Mineralogists have identified a variety of familiar minerals in meteorites. These include olivine, the plagioclase feldspars, magnetite, quartz, chromite, and, rarely, microscopic diamonds. All of these minerals are found here on earth in such igneous rocks as basalts and peridotites.

On the other hand, the meteoritic nickel-iron alloys (kamacite, taenite, and plessite, for example) and such meteoritic minerals as schreibersite (nickel-iron phosphide) and daubreelite (iron chromium sulfide) do not occur naturally on the earth.

We should stress here that although unusual combinations of known elements are present in meteorites, no new elements have been discovered during the increasingly intensive study of these masses during the last 150 years.

The majority of stony meteorites show a structure not found in terrestrial rocks. These meteorites are made up of rounded, shot-like bodies called chondrules (from the Greek word for “grain”). The individual chondrules may vary in size from those as large or even larger than a walnut down to dust-sized grains. The most common size is about that of peppercorns. The chondrules are often composed of the same material as the groundmass in which they are imbedded and unless the meteorite containing them is a very fragile one, they will break with the rest of the mass, as will sand grains in a quartzite. If the meteorite is fragile, however, the individual chondrules can generally be broken out whole. Meteorites containing chondrules are called chondrites.

COURTESY OF AMERICAN MUSEUM OF NATURAL HISTORY Microphotograph of a thin section of a chondrite, showing the circular, or nearly circular, cross sections of a number of chondrules, including one of large size at the upper edge of the section.

A small percentage of stony meteorites have no chondrules. These meteorites are known as achondrites (meaning “not chondrites”) and they resemble terrestrial rocks more closely than the chondrites do. Some achondrites contain almost no trace whatever of metal, although in others (for example, the Norton County meteorite, of [Chapter 2]) small lumps and specks of nickel-iron are sparsely distributed through the stony groundmass.

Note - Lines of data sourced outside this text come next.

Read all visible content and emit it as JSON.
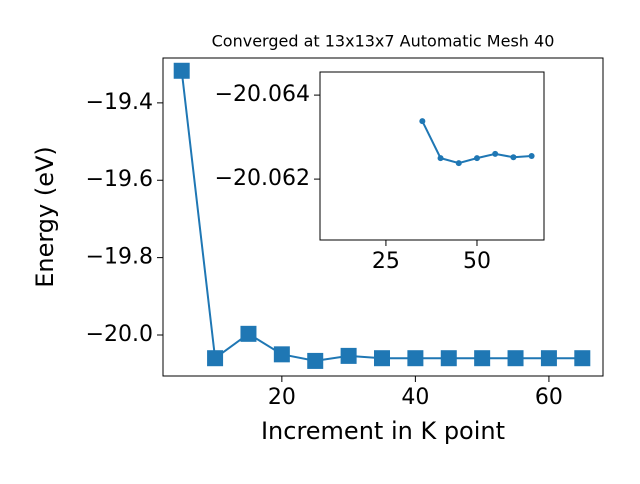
{
  "chart_data": [
    {
      "type": "line",
      "title": "Converged at 13x13x7 Automatic Mesh 40",
      "x_label": "Increment in K point",
      "y_label": "Energy (eV)",
      "x": [
        5,
        10,
        15,
        20,
        25,
        30,
        35,
        40,
        45,
        50,
        55,
        60,
        65
      ],
      "series": [
        {
          "color": "#1f77b4",
          "marker": "square",
          "values": [
            -19.317,
            -20.06,
            -19.997,
            -20.05,
            -20.067,
            -20.054,
            -20.06,
            -20.06,
            -20.06,
            -20.06,
            -20.06,
            -20.06,
            -20.06
          ]
        }
      ],
      "xlim": [
        2.2,
        68.1
      ],
      "ylim": [
        -20.106,
        -19.284
      ],
      "xticks": [
        20,
        40,
        60
      ],
      "yticks": [
        {
          "value": -19.4,
          "label": "−19.4"
        },
        {
          "value": -19.6,
          "label": "−19.6"
        },
        {
          "value": -19.8,
          "label": "−19.8"
        },
        {
          "value": -20.0,
          "label": "−20.0"
        }
      ]
    },
    {
      "type": "line",
      "x": [
        35,
        40,
        45,
        50,
        55,
        60,
        65
      ],
      "series": [
        {
          "color": "#1f77b4",
          "marker": "circle",
          "values": [
            -20.06338,
            -20.0625,
            -20.06238,
            -20.0625,
            -20.0626,
            -20.06252,
            -20.06255
          ]
        }
      ],
      "xlim": [
        6.9,
        68.4
      ],
      "ylim": [
        -20.06055,
        -20.06455
      ],
      "xticks": [
        25,
        50
      ],
      "yticks": [
        {
          "value": -20.064,
          "label": "−20.064"
        },
        {
          "value": -20.062,
          "label": "−20.062"
        }
      ]
    }
  ]
}
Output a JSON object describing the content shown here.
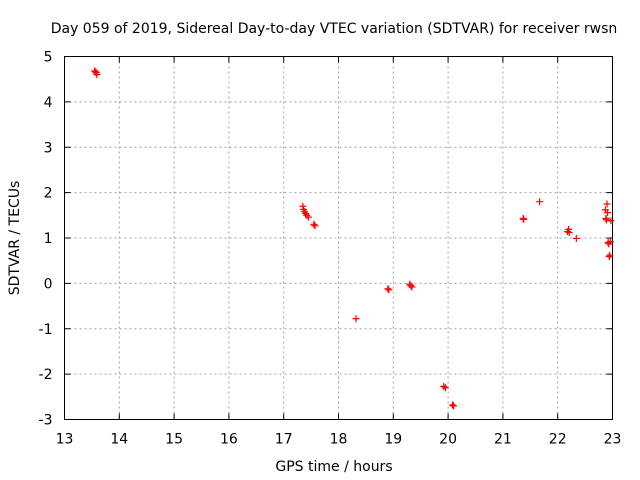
{
  "chart_data": {
    "type": "scatter",
    "title": "Day 059 of 2019, Sidereal Day-to-day VTEC variation (SDTVAR) for receiver rwsn",
    "xlabel": "GPS time / hours",
    "ylabel": "SDTVAR / TECUs",
    "xlim": [
      13,
      23
    ],
    "ylim": [
      -3,
      5
    ],
    "xticks": [
      "13",
      "14",
      "15",
      "16",
      "17",
      "18",
      "19",
      "20",
      "21",
      "22",
      "23"
    ],
    "yticks": [
      "-3",
      "-2",
      "-1",
      "0",
      "1",
      "2",
      "3",
      "4",
      "5"
    ],
    "grid": true,
    "marker": "+",
    "color": "#ff0000",
    "series": [
      {
        "name": "SDTVAR",
        "points": [
          [
            13.55,
            4.68
          ],
          [
            13.57,
            4.66
          ],
          [
            13.58,
            4.64
          ],
          [
            13.59,
            4.6
          ],
          [
            17.35,
            1.7
          ],
          [
            17.36,
            1.63
          ],
          [
            17.38,
            1.58
          ],
          [
            17.4,
            1.54
          ],
          [
            17.42,
            1.5
          ],
          [
            17.45,
            1.46
          ],
          [
            17.55,
            1.3
          ],
          [
            17.57,
            1.27
          ],
          [
            18.32,
            -0.78
          ],
          [
            18.9,
            -0.12
          ],
          [
            18.92,
            -0.14
          ],
          [
            19.3,
            -0.02
          ],
          [
            19.32,
            -0.05
          ],
          [
            19.34,
            -0.08
          ],
          [
            19.92,
            -2.27
          ],
          [
            19.95,
            -2.3
          ],
          [
            20.08,
            -2.68
          ],
          [
            20.1,
            -2.7
          ],
          [
            21.37,
            1.43
          ],
          [
            21.38,
            1.41
          ],
          [
            21.67,
            1.8
          ],
          [
            22.18,
            1.14
          ],
          [
            22.2,
            1.19
          ],
          [
            22.21,
            1.12
          ],
          [
            22.34,
            0.99
          ],
          [
            22.87,
            1.62
          ],
          [
            22.88,
            1.43
          ],
          [
            22.89,
            1.4
          ],
          [
            22.9,
            1.75
          ],
          [
            22.91,
            1.56
          ],
          [
            22.92,
            0.9
          ],
          [
            22.93,
            0.87
          ],
          [
            22.94,
            0.59
          ],
          [
            22.95,
            0.62
          ],
          [
            22.96,
            0.92
          ],
          [
            22.97,
            1.38
          ]
        ]
      }
    ]
  }
}
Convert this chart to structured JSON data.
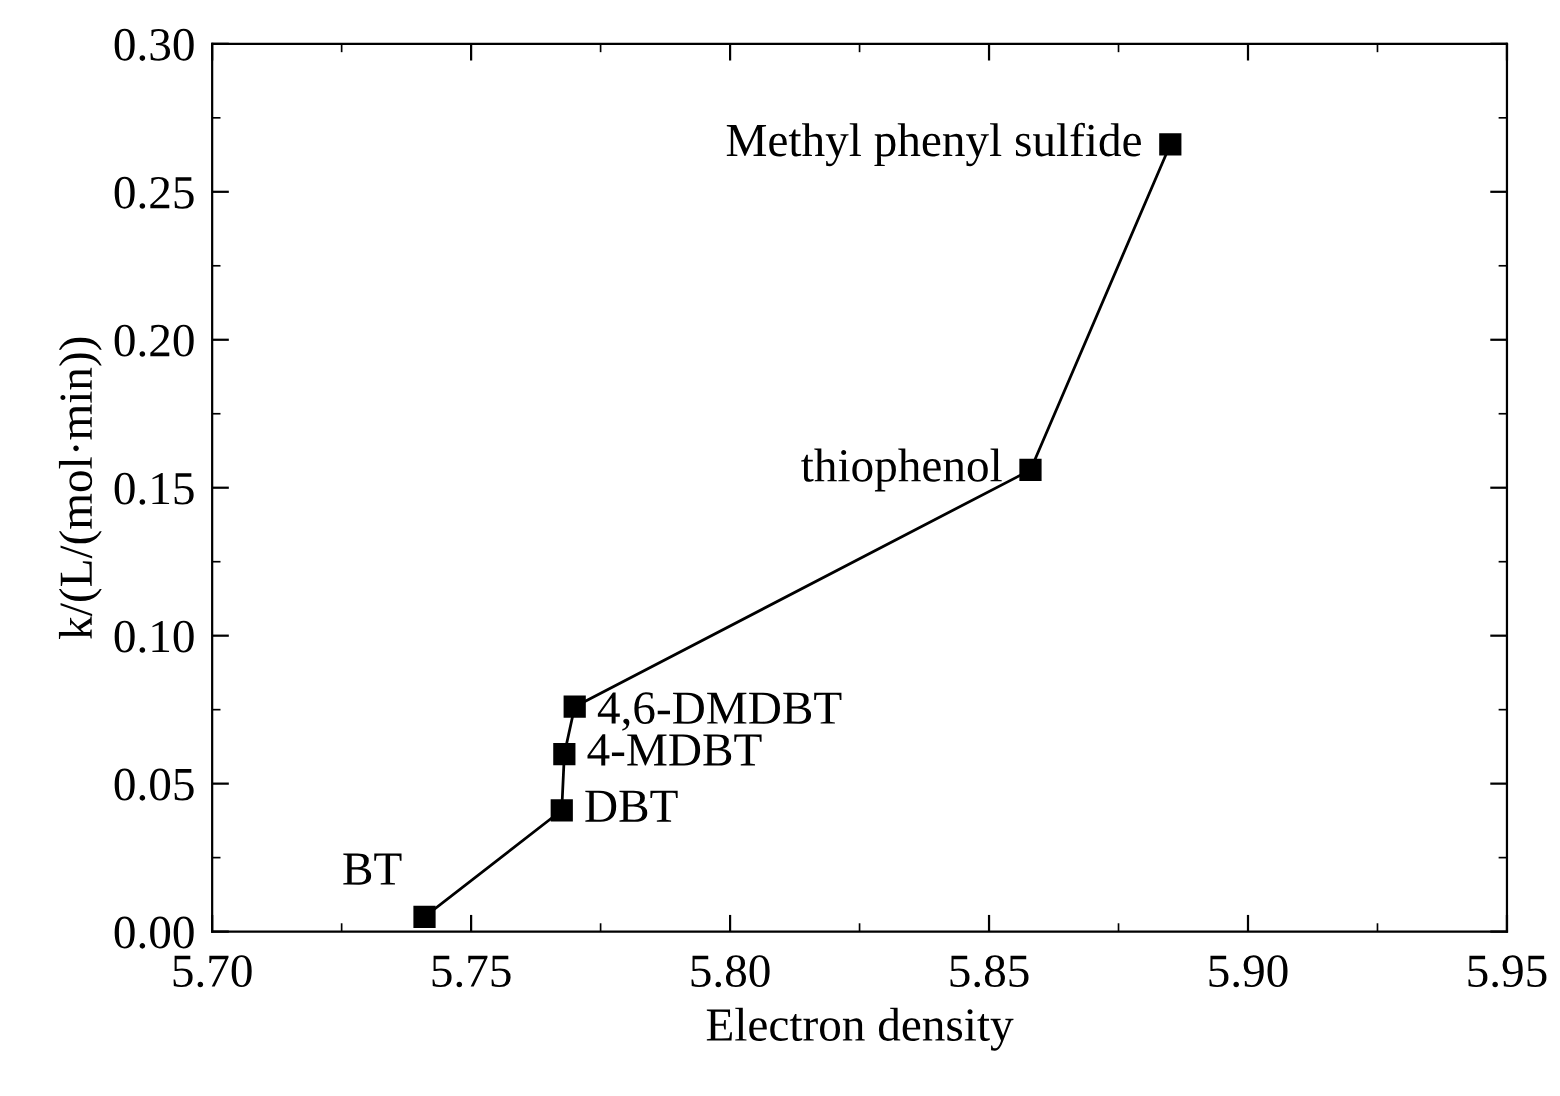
{
  "chart_data": {
    "type": "line",
    "xlabel": "Electron density",
    "ylabel": "k/(L/(mol·min))",
    "x": [
      5.741,
      5.7675,
      5.768,
      5.77,
      5.858,
      5.885
    ],
    "series": [
      {
        "color": "#000000",
        "values": [
          0.005,
          0.041,
          0.06,
          0.076,
          0.156,
          0.266
        ]
      }
    ],
    "marker": "square",
    "line_style": "solid",
    "xlim": [
      5.7,
      5.95
    ],
    "xticks": [
      {
        "value": 5.7,
        "label": "5.70"
      },
      {
        "value": 5.75,
        "label": "5.75"
      },
      {
        "value": 5.8,
        "label": "5.80"
      },
      {
        "value": 5.85,
        "label": "5.85"
      },
      {
        "value": 5.9,
        "label": "5.90"
      },
      {
        "value": 5.95,
        "label": "5.95"
      }
    ],
    "ylim": [
      0,
      0.3
    ],
    "yticks": [
      {
        "value": 0,
        "label": "0.00"
      },
      {
        "value": 0.05,
        "label": "0.05"
      },
      {
        "value": 0.1,
        "label": "0.10"
      },
      {
        "value": 0.15,
        "label": "0.15"
      },
      {
        "value": 0.2,
        "label": "0.20"
      },
      {
        "value": 0.25,
        "label": "0.25"
      },
      {
        "value": 0.3,
        "label": "0.30"
      }
    ],
    "grid": false,
    "annotations": [
      {
        "text": "BT",
        "x": 5.741,
        "y": 0.005
      },
      {
        "text": "DBT",
        "x": 5.7675,
        "y": 0.041
      },
      {
        "text": "4-MDBT",
        "x": 5.768,
        "y": 0.06
      },
      {
        "text": "4,6-DMDBT",
        "x": 5.77,
        "y": 0.076
      },
      {
        "text": "thiophenol",
        "x": 5.858,
        "y": 0.156
      },
      {
        "text": "Methyl phenyl sulfide",
        "x": 5.885,
        "y": 0.266
      }
    ]
  }
}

Meteorites are as variable in shape as they are in composition and structure. Many are cone-shaped; others shield-, bell-, or ring-shaped; still others pear-shaped. One iron fragment recently recovered from the Glorieta, New Mexico, fall has been described as “macro-spicular,” meaning needle-shaped on a very large scale. The photographs opposite illustrate a number of the commoner forms known. The Glorieta specimen has been nicknamed “Alley Oop’s shillelagh,” for only a person of great strength could wield this 13-pounder with ease!

In general, the shape of meteorites depends upon the amount of mass lost by “evaporation” during passage through the earth’s atmosphere. This factor, in turn, depends not only upon the speed of transit, but also on such physical characteristics of the meteorite as its tensile strength and whether or not it contains certain alloys and minerals that vaporize more easily than the rest of the meteorite. The ring-shape of the Tucson, Arizona, iron is believed to have resulted from the “melting away” of a huge inclusion of stony material during the descent of the meteorite.